Russel B. Swensen Lecture
When Civil Rights Won the White House: Harry Truman, Hubert Humphrey, A Philip Randolph and the Breakthrough of 1948
Between 2024 and 2026, America will be marking the 60th anniversary of three landmark laws -- the Civil Rights Act, the Voting Rights Act, and the Fair Housing Act. While all of these laws were direct outgrowths of the Civil Rights Movement led by Martin Luther King, and while all required the political brilliance of President Lyndon Johnson to be enacted by Congress, the road to them starts in many ways in 1948. In that year, with the memory of a global war against fascism still vivid in the collective memory, the Democratic Party for the first time vigorously supported civil rights and a presidential candidate won election as an outspoken advocate for civil rights. Three men played essential roles in that political and moral breakthrough: President Harry Truman; the civil rights and labor leader A. Philip Randolph; and Hubert Humphrey, the idealistic young mayor of Minneapolis. This lecture will tell that story.
Samuel G. Freedman
Samuel G. Freedman is an award-winning author, columnist, and professor. A former columnist for The New York Times and a professor at Columbia University, he is the author of the ten acclaimed books. The most recent of them, Into the Bright Sunshine: Young Hubert Humphrey and the Fight for Civil Rights, won the 2024 Hillman Prize for Book Journalism, an award previously bestowed on such authors as John Hersey and Isabel Wilkerson.
Freedman’s previous books include Small Victories: The Real World of a Teacher, Her Students and Their High School (1990); Upon This Rock: The Miracles of a Black Church (1993); The Inheritance: How Three Families and America Moved from Roosevelt to Reagan and Beyond (1996); Jew vs. Jew: The Struggle for the Soul of American Jewry (2000); Who She Was: My Search for My Mother’s Life (2005); and Letters To A Young Journalist (2006); and Breaking The Line: The Season in Black College Football That Transformed the Game and Changed the Course of Civil Rights (2013).
Small Victories was a finalist for the 1990 National Book Award and The Inheritance was a finalist for the 1997 Pulitzer Prize. Upon This Rock won the 1993 Helen Bernstein Award for Excellence in Journalism. Four of Freedman’s books have been listed among The New York Times’ Notable Books of the Year. Jew vs. Jew won the National Jewish Book Award for Non-Fiction in 2001 and made the Publishers Weekly Religion Best-Sellers list.

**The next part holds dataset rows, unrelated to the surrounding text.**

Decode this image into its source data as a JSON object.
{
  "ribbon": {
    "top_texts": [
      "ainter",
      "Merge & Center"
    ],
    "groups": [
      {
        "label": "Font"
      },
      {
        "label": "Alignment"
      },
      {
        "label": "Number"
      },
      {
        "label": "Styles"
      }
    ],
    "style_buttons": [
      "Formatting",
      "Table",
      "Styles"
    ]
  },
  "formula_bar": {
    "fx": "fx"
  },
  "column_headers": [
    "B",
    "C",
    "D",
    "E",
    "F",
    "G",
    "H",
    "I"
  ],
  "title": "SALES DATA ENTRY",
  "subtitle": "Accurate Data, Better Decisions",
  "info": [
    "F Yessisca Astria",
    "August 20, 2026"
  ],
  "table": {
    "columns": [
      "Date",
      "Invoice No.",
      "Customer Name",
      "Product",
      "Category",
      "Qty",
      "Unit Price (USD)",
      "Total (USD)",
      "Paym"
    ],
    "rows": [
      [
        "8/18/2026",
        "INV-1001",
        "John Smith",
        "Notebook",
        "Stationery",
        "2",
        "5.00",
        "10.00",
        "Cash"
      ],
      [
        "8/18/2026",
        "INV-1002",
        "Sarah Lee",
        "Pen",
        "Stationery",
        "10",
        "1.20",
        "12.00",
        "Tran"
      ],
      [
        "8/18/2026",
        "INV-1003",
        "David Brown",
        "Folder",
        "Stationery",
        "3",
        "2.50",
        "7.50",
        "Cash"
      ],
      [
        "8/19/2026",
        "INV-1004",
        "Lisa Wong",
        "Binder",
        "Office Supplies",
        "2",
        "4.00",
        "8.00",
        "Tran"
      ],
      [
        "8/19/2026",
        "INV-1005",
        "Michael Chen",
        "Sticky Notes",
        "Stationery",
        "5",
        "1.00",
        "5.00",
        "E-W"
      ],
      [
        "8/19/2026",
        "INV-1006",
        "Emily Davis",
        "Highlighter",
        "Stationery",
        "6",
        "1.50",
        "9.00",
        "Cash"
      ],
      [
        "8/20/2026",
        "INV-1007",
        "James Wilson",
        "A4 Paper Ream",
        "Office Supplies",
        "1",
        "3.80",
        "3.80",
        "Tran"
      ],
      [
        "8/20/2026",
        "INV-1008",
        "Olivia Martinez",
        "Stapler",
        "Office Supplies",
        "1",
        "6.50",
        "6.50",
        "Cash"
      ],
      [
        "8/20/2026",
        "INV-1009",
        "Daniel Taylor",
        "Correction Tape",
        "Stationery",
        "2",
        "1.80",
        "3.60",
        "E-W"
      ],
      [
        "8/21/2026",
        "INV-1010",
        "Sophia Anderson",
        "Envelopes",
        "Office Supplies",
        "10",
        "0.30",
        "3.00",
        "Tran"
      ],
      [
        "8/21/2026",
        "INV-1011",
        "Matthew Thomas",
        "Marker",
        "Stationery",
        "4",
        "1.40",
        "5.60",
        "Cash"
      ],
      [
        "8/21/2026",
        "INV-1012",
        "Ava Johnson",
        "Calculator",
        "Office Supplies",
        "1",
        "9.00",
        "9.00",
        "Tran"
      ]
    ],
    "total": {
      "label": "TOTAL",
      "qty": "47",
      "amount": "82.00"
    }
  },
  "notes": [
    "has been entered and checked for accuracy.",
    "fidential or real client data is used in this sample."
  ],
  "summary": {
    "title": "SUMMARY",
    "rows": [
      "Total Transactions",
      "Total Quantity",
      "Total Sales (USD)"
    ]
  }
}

Freedman was a staff reporter for The New York Times from 1981 through 1987. From 2004 through 2008, he wrote the paper’s “On Education” column, winning first prize in the Education Writers Association’s annual competition in 2005. From 2006 through 2016, Freedman wrote the “On Religion” column, receiving the Goldziher Prize for Journalists in 2017 for a series of columns about Muslim-Americans that had been published over the preceding six years.
A tenured professor at the Columbia University Graduate School of Journalism, Freedman was named the nation's outstanding journalism educator in 1997 by the Society of Professional Journalists. In 2012, he received Columbia University’s coveted Presidential Award for Outstanding Teaching. Freedman’s class in book-writing has developed more than 110 authors, editors, and agents, and it has been featured in Publishers Weekly and the Christian Science Monitor. Freedman holds a bachelor’s degree in journalism and history from the University of Wisconsin-Madison, which he received in May 1977. He lives in New York with his wife, Christia Chana Blomquist.